By Steve Keating
TORONTO (Reuters) – Having ended his career once in London on what he considered a sour note, Michael Phelps enters the Rio de Janeiro Olympics pool for his second swansong determined to bow out on his own terms.
Inspired, motivated and sober, Phelps heads to Rio with the chance to add to his record total of 22 medals and to pen the happy ending he feels he denied himself four years earlier.
At the 2012 London Olympics, which he also declared would be his last, Phelps won four gold and six medals but walked away filled with the regret that he simply went through the motions rather than embracing the moment.
“Going into ’12, I just didn’t want to do it,” the 31-year-old said at the U.S. Olympic swim trials in Nebraska last month.
“I tried to fake it. I wanted to get in and out as fast as I could and really wanted nothing to do with it.
“That haunted me for a while.
“I came back because I wanted to. I wanted to do this for me.

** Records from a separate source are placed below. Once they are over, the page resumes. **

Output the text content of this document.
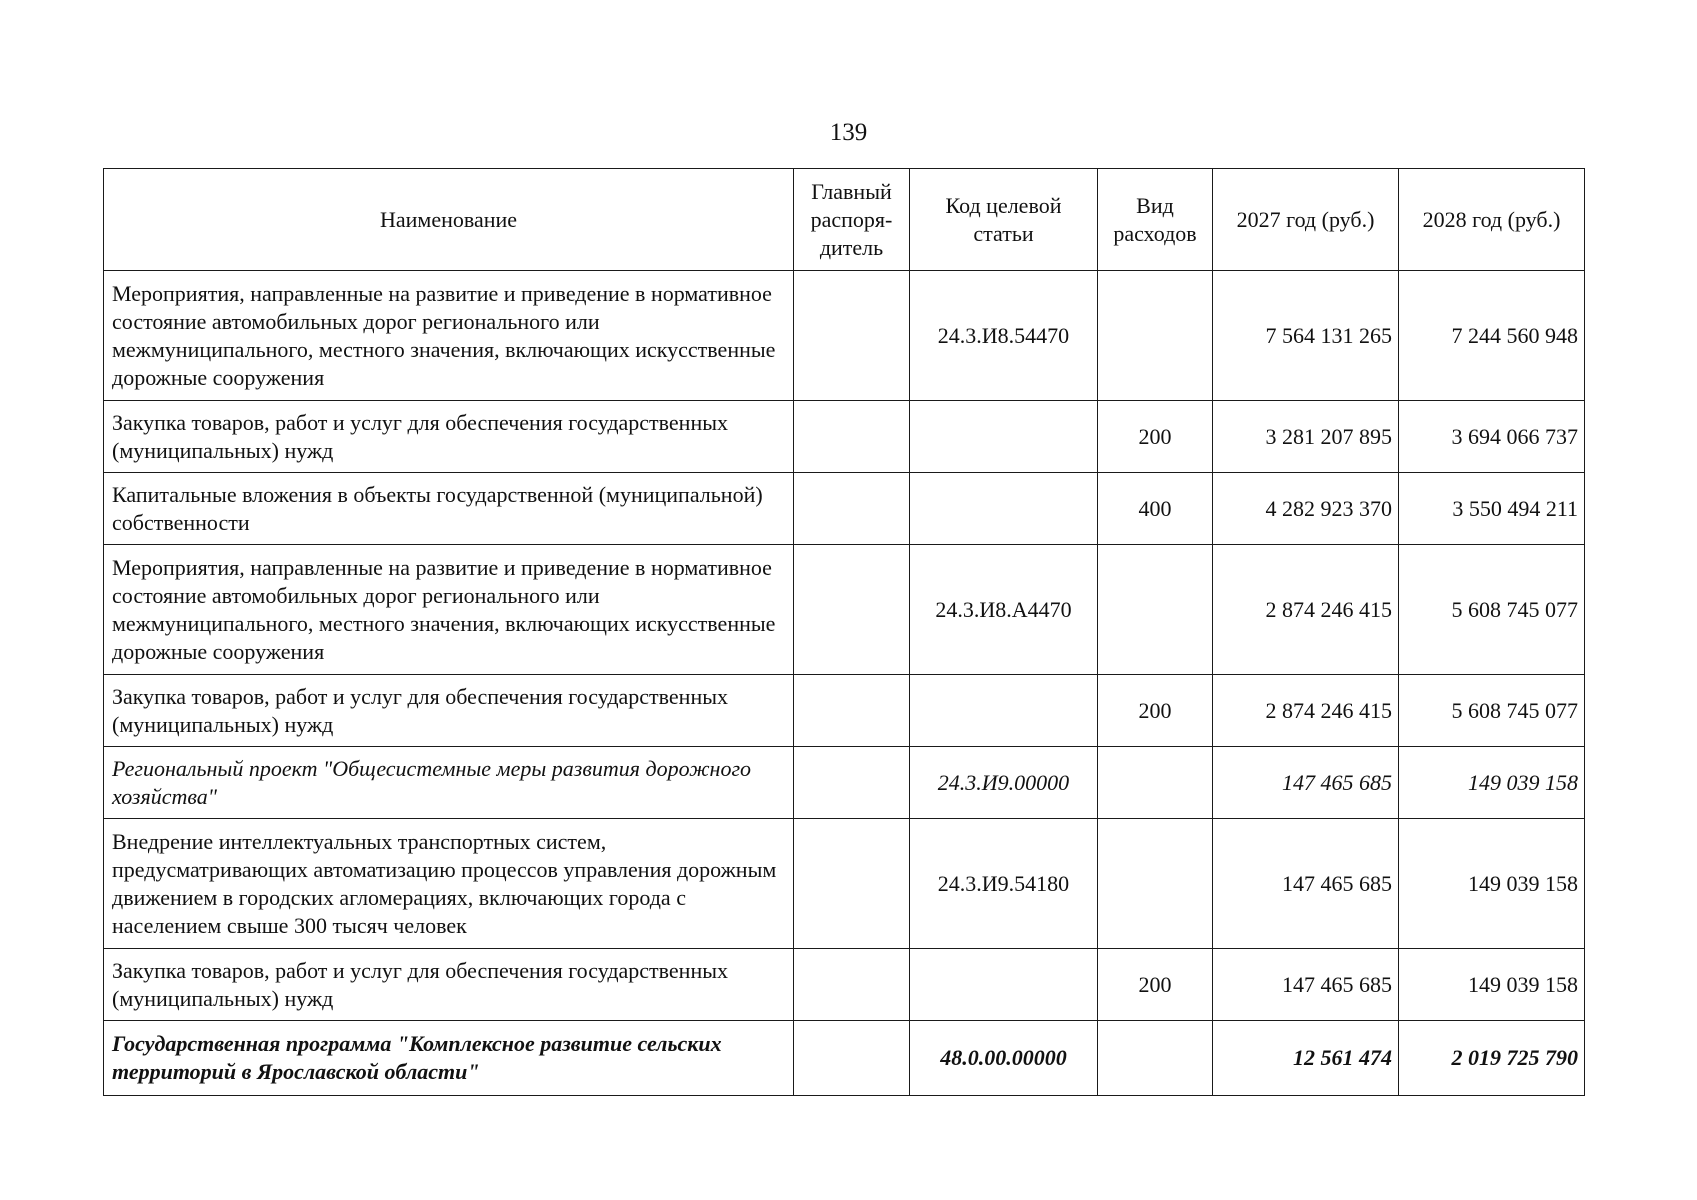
139
Наименование	Главный распоря-дитель	Код целевой статьи	Вид расходов	2027 год (руб.)	2028 год (руб.)
Мероприятия, направленные на развитие и приведение в нормативное состояние автомобильных дорог регионального или межмуниципального, местного значения, включающих искусственные дорожные сооружения		24.3.И8.54470		7 564 131 265	7 244 560 948
Закупка товаров, работ и услуг для обеспечения государственных (муниципальных) нужд			200	3 281 207 895	3 694 066 737
Капитальные вложения в объекты государственной (муниципальной) собственности			400	4 282 923 370	3 550 494 211
Мероприятия, направленные на развитие и приведение в нормативное состояние автомобильных дорог регионального или межмуниципального, местного значения, включающих искусственные дорожные сооружения		24.3.И8.А4470		2 874 246 415	5 608 745 077
Закупка товаров, работ и услуг для обеспечения государственных (муниципальных) нужд			200	2 874 246 415	5 608 745 077
Региональный проект "Общесистемные меры развития дорожного хозяйства"		24.3.И9.00000		147 465 685	149 039 158
Внедрение интеллектуальных транспортных систем, предусматривающих автоматизацию процессов управления дорожным движением в городских агломерациях, включающих города с населением свыше 300 тысяч человек		24.3.И9.54180		147 465 685	149 039 158
Закупка товаров, работ и услуг для обеспечения государственных (муниципальных) нужд			200	147 465 685	149 039 158
Государственная программа "Комплексное развитие сельских территорий в Ярославской области"		48.0.00.00000		12 561 474	2 019 725 790
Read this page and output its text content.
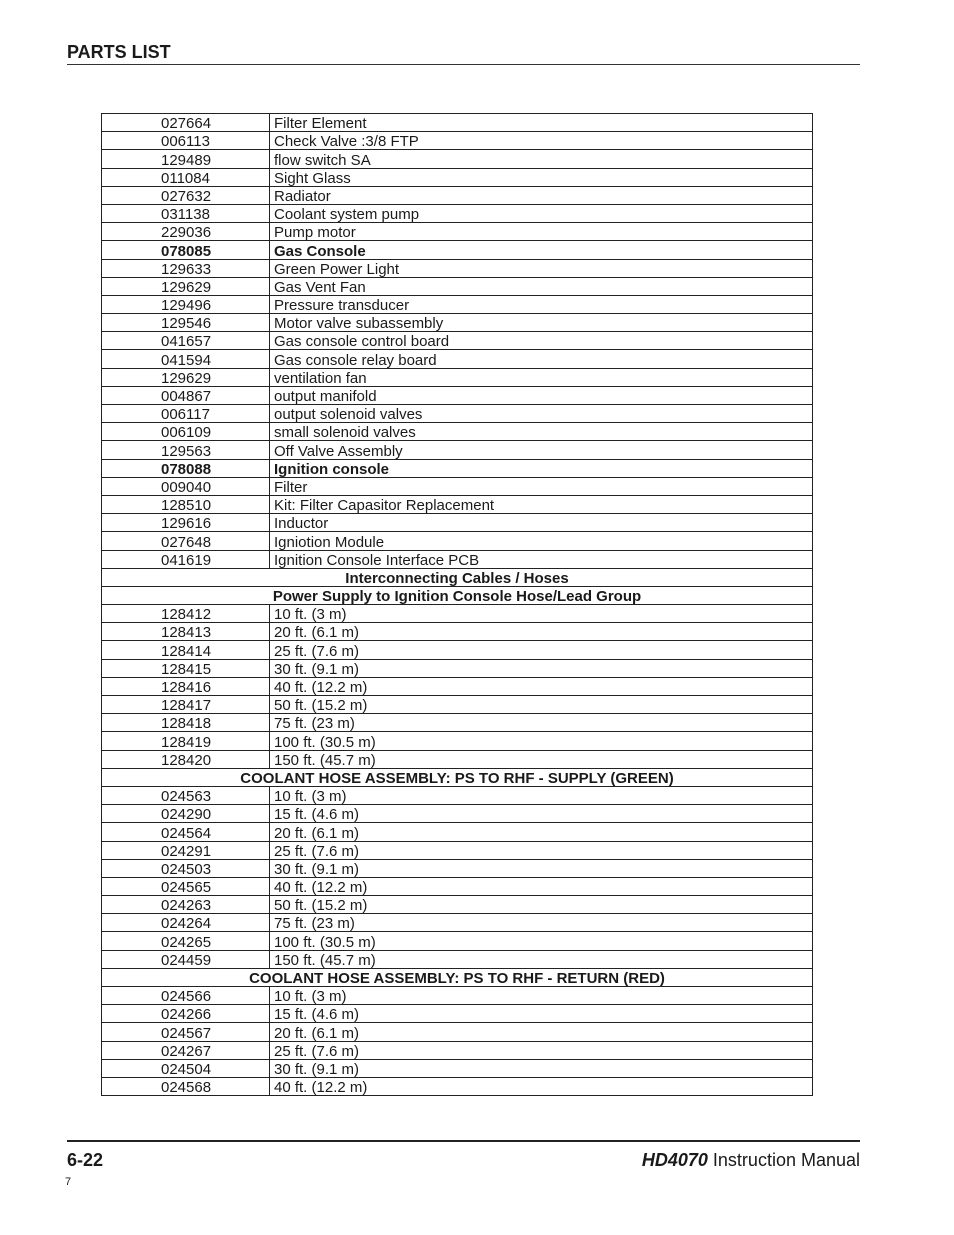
PARTS LIST
027664	Filter Element
006113	Check Valve :3/8 FTP
129489	flow switch SA
011084	Sight Glass
027632	Radiator
031138	Coolant system pump
229036	Pump motor
078085	Gas Console
129633	Green Power Light
129629	Gas Vent Fan
129496	Pressure transducer
129546	Motor valve subassembly
041657	Gas console control board
041594	Gas console relay board
129629	ventilation fan
004867	output manifold
006117	output solenoid valves
006109	small solenoid valves
129563	Off Valve Assembly
078088	Ignition console
009040	Filter
128510	Kit: Filter Capasitor Replacement
129616	Inductor
027648	Igniotion Module
041619	Ignition Console Interface PCB
Interconnecting Cables / Hoses	
Power Supply to Ignition Console Hose/Lead Group	
128412	10 ft. (3 m)
128413	20 ft. (6.1 m)
128414	25 ft. (7.6 m)
128415	30 ft. (9.1 m)
128416	40 ft. (12.2 m)
128417	50 ft. (15.2 m)
128418	75 ft. (23 m)
128419	100 ft. (30.5 m)
128420	150 ft. (45.7 m)
COOLANT HOSE ASSEMBLY: PS TO RHF - SUPPLY (GREEN)	
024563	10 ft. (3 m)
024290	15 ft. (4.6 m)
024564	20 ft. (6.1 m)
024291	25 ft. (7.6 m)
024503	30 ft. (9.1 m)
024565	40 ft. (12.2 m)
024263	50 ft. (15.2 m)
024264	75 ft. (23 m)
024265	100 ft. (30.5 m)
024459	150 ft. (45.7 m)
COOLANT HOSE ASSEMBLY: PS TO RHF - RETURN (RED)	
024566	10 ft. (3 m)
024266	15 ft. (4.6 m)
024567	20 ft. (6.1 m)
024267	25 ft. (7.6 m)
024504	30 ft. (9.1 m)
024568	40 ft. (12.2 m)
6-22	HD4070 Instruction Manual
7
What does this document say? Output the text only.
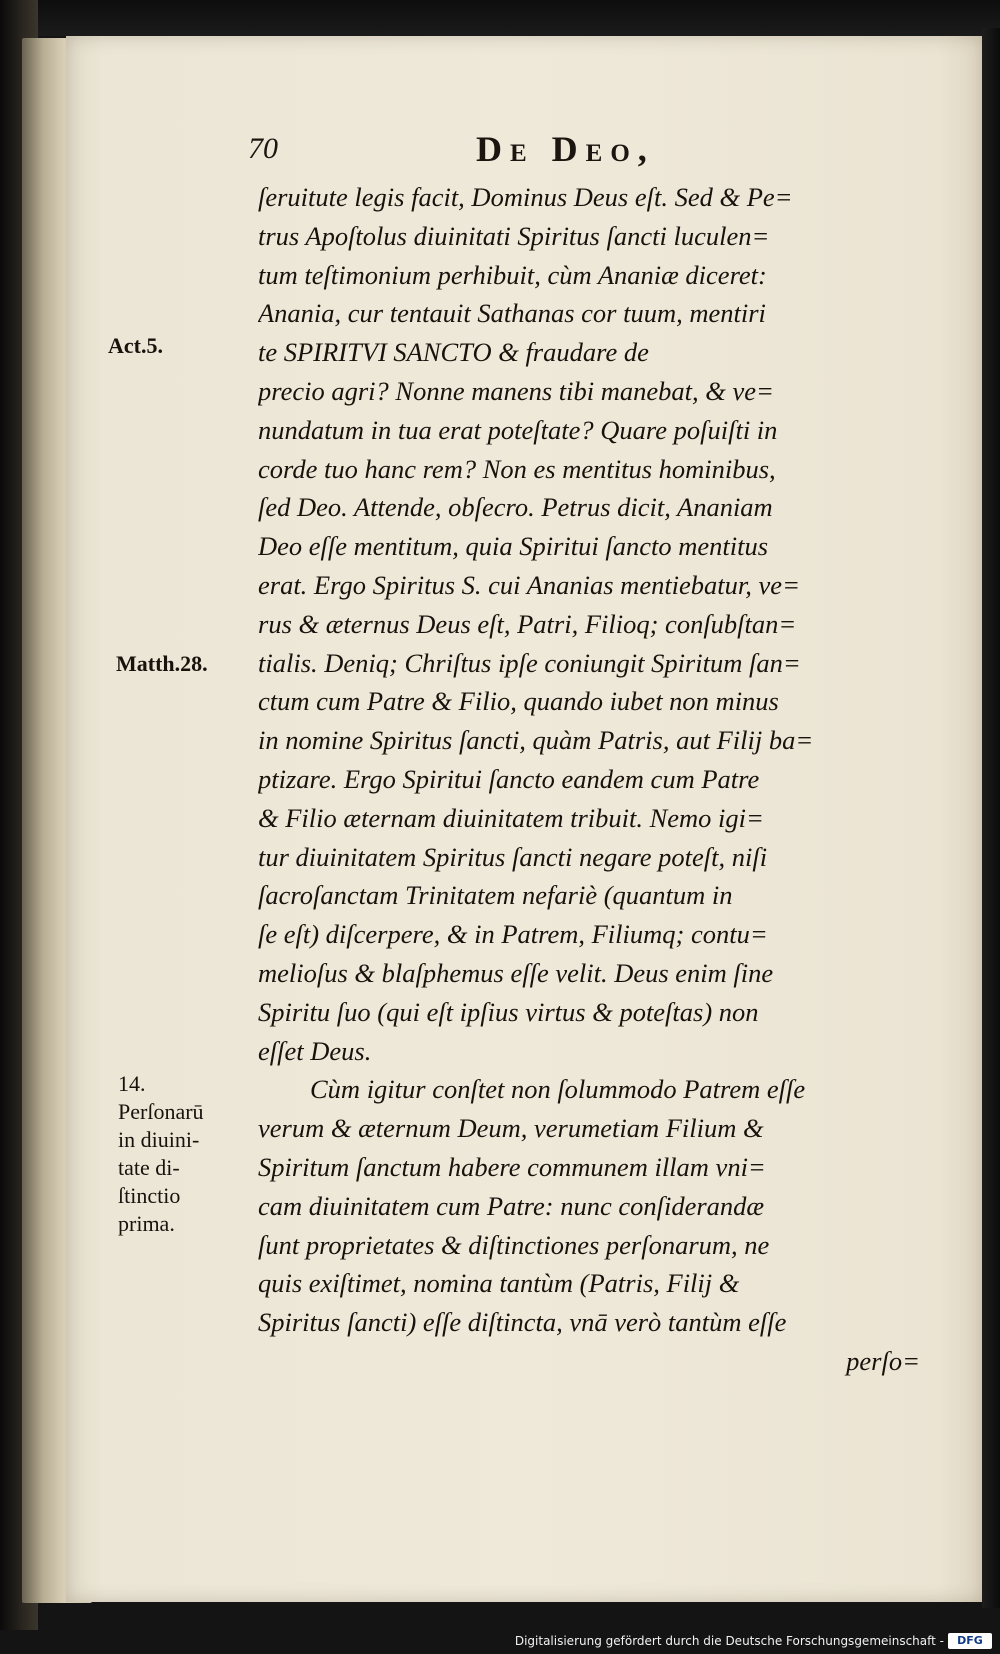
70	De Deo,
Act.5.
Matth.28.
14.
Perſonarū
in diuini-
tate di-
ſtinctio
prima.
ſeruitute legis facit, Dominus Deus eſt. Sed & Pe=
trus Apoſtolus diuinitati Spiritus ſancti luculen=
tum teſtimonium perhibuit, cùm Ananiæ diceret:
Anania, cur tentauit Sathanas cor tuum, mentiri
te SPIRITVI SANCTO & fraudare de
precio agri? Nonne manens tibi manebat, & ve=
nundatum in tua erat poteſtate? Quare poſuiſti in
corde tuo hanc rem? Non es mentitus hominibus,
ſed Deo. Attende, obſecro. Petrus dicit, Ananiam
Deo eſſe mentitum, quia Spiritui ſancto mentitus
erat. Ergo Spiritus S. cui Ananias mentiebatur, ve=
rus & æternus Deus eſt, Patri, Filioq; conſubſtan=
tialis. Deniq; Chriſtus ipſe coniungit Spiritum ſan=
ctum cum Patre & Filio, quando iubet non minus
in nomine Spiritus ſancti, quàm Patris, aut Filij ba=
ptizare. Ergo Spiritui ſancto eandem cum Patre
& Filio æternam diuinitatem tribuit. Nemo igi=
tur diuinitatem Spiritus ſancti negare poteſt, niſi
ſacroſanctam Trinitatem nefariè (quantum in
ſe eſt) diſcerpere, & in Patrem, Filiumq; contu=
melioſus & blaſphemus eſſe velit. Deus enim ſine
Spiritu ſuo (qui eſt ipſius virtus & poteſtas) non
eſſet Deus.
Cùm igitur conſtet non ſolummodo Patrem eſſe
verum & æternum Deum, verumetiam Filium &
Spiritum ſanctum habere communem illam vni=
cam diuinitatem cum Patre: nunc conſiderandæ
ſunt proprietates & diſtinctiones perſonarum, ne
quis exiſtimet, nomina tantùm (Patris, Filij &
Spiritus ſancti) eſſe diſtincta, vnā verò tantùm eſſe
perſo=
Digitalisierung gefördert durch die Deutsche Forschungsgemeinschaft -	DFG
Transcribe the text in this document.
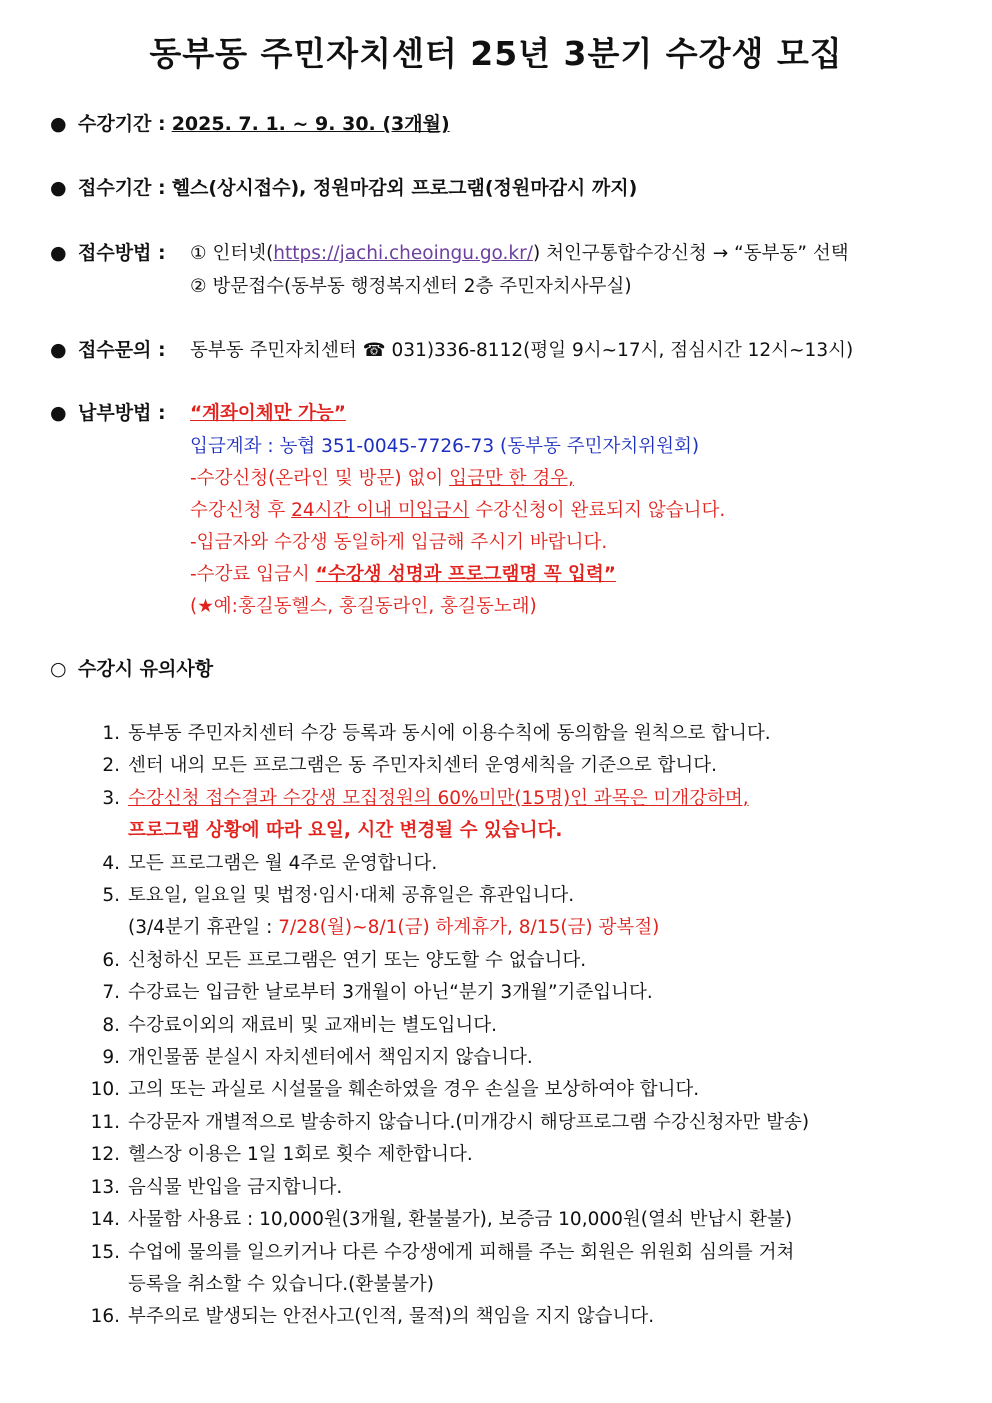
동부동 주민자치센터 25년 3분기 수강생 모집
● 수강기간 : 2025. 7. 1. ~ 9. 30. (3개월)
● 접수기간 : 헬스(상시접수), 정원마감외 프로그램(정원마감시 까지)
● 접수방법 : ① 인터넷(https://jachi.cheoingu.go.kr/) 처인구통합수강신청 → “동부동” 선택
② 방문접수(동부동 행정복지센터 2층 주민자치사무실)
● 접수문의 : 동부동 주민자치센터 ☎ 031)336-8112(평일 9시~17시, 점심시간 12시~13시)
● 납부방법 : “계좌이체만 가능”
입금계좌 : 농협 351-0045-7726-73 (동부동 주민자치위원회)
-수강신청(온라인 및 방문) 없이 입금만 한 경우,
수강신청 후 24시간 이내 미입금시 수강신청이 완료되지 않습니다.
-입금자와 수강생 동일하게 입금해 주시기 바랍니다.
-수강료 입금시 “수강생 성명과 프로그램명 꼭 입력”
(★예:홍길동헬스, 홍길동라인, 홍길동노래)
○ 수강시 유의사항
1. 동부동 주민자치센터 수강 등록과 동시에 이용수칙에 동의함을 원칙으로 합니다.
2. 센터 내의 모든 프로그램은 동 주민자치센터 운영세칙을 기준으로 합니다.
3. 수강신청 접수결과 수강생 모집정원의 60%미만(15명)인 과목은 미개강하며,
프로그램 상황에 따라 요일, 시간 변경될 수 있습니다.
4. 모든 프로그램은 월 4주로 운영합니다.
5. 토요일, 일요일 및 법정·임시·대체 공휴일은 휴관입니다.
(3/4분기 휴관일 : 7/28(월)~8/1(금) 하계휴가, 8/15(금) 광복절)
6. 신청하신 모든 프로그램은 연기 또는 양도할 수 없습니다.
7. 수강료는 입금한 날로부터 3개월이 아닌“분기 3개월”기준입니다.
8. 수강료이외의 재료비 및 교재비는 별도입니다.
9. 개인물품 분실시 자치센터에서 책임지지 않습니다.
10. 고의 또는 과실로 시설물을 훼손하였을 경우 손실을 보상하여야 합니다.
11. 수강문자 개별적으로 발송하지 않습니다.(미개강시 해당프로그램 수강신청자만 발송)
12. 헬스장 이용은 1일 1회로 횟수 제한합니다.
13. 음식물 반입을 금지합니다.
14. 사물함 사용료 : 10,000원(3개월, 환불불가), 보증금 10,000원(열쇠 반납시 환불)
15. 수업에 물의를 일으키거나 다른 수강생에게 피해를 주는 회원은 위원회 심의를 거쳐
등록을 취소할 수 있습니다.(환불불가)
16. 부주의로 발생되는 안전사고(인적, 물적)의 책임을 지지 않습니다.
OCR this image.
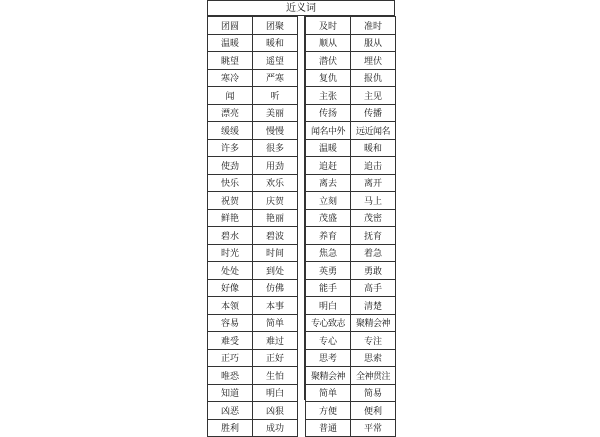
近义词
团圆	团聚
温暖	暖和
眺望	遥望
寒冷	严寒
闻	听
漂亮	美丽
缓缓	慢慢
许多	很多
使劲	用劲
快乐	欢乐
祝贺	庆贺
鲜艳	艳丽
碧水	碧波
时光	时间
处处	到处
好像	仿佛
本领	本事
容易	简单
难受	难过
正巧	正好
唯恐	生怕
知道	明白
凶恶	凶狠
胜利	成功
及时	准时
顺从	服从
潜伏	埋伏
复仇	报仇
主张	主见
传扬	传播
闻名中外	远近闻名
温暖	暖和
追赶	追击
离去	离开
立刻	马上
茂盛	茂密
养育	抚育
焦急	着急
英勇	勇敢
能手	高手
明白	清楚
专心致志	聚精会神
专心	专注
思考	思索
聚精会神	全神贯注
简单	简易
方便	便利
普通	平常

I’m enjoying the moment and I’m embracing the moment and taking it one step at a time.
“Being able to fall in love with the sport again is something that I’ve always wanted to do again and I did it on my terms.”
Like many athletes, when his career finished, Phelps appeared lost and unprepared.
He talked of becoming a professional golfer but eventually found himself testing the waters of a swimming comeback.
That return was interrupted by a second drunk driving arrest in 2014 and a stint in rehab, which laid the foundation for his transformation from party boy to family man.
He reconnected with his estranged father, who was in the stands at the U.S. swimming trials watching his son qualify for a fifth Olympic team, and in May his fiancée Nicole gave birth to their son Boomer.
While Phelps has been a hero for a generation of American swimmers, he has now finally become something of a mentor and elder statesman of the U.S. team.
At each Olympics the U.S. swimming team picks a captain and until a July training camp in San Antonio, it had remained one of the very few honors not bestowed on Phelps.
Now, chosen as co-captain of the men’s team for the first time, he is eager to assume the leadership mantle in Rio.
“This time around, I just want to be able to help some of the younger guys,” said Phelps.
“Just being able to help them just kind of stay in their relaxed zone, not get worked up because it is the Olympics.”
The growing maturity has not diminished the fierce competitiveness, however.
Having qualified for Rio in three events, the 100 and 200 meters butterfly and 200 individual medley, he will also be a candidate for the relays as he looks to add to his astonishing tally of 18 gold medals.
Phelps has made the 100 fly and 200 medley gold medals his personal property at the last three Olympics and he could join discus thrower Al Oerter (1956-68) and long jumper Carl Lewis (1984-1996) as the only athletes to win gold in the same individual event at four consecutive Games.
While still an undeniable force, Phelps no longer competes with the aura of invincibility that once surrounded him.
He conceded that his times at the U.S. trials would have to dramatically improve for Rio, but is confident his longtime coach Bob Bowman will have a plan to get him to the wall first.
“I do understand that I have to swim faster to have a chance to win the gold medal,” said Phelps. “I’ve trusted that man since I was 11 years old, and it’s not going to stop.
“I’m sure he’s already come up with some kind of plan to figure out what we’re going to do.
“I’m not going to put a limit on myself of what I can or can’t do.”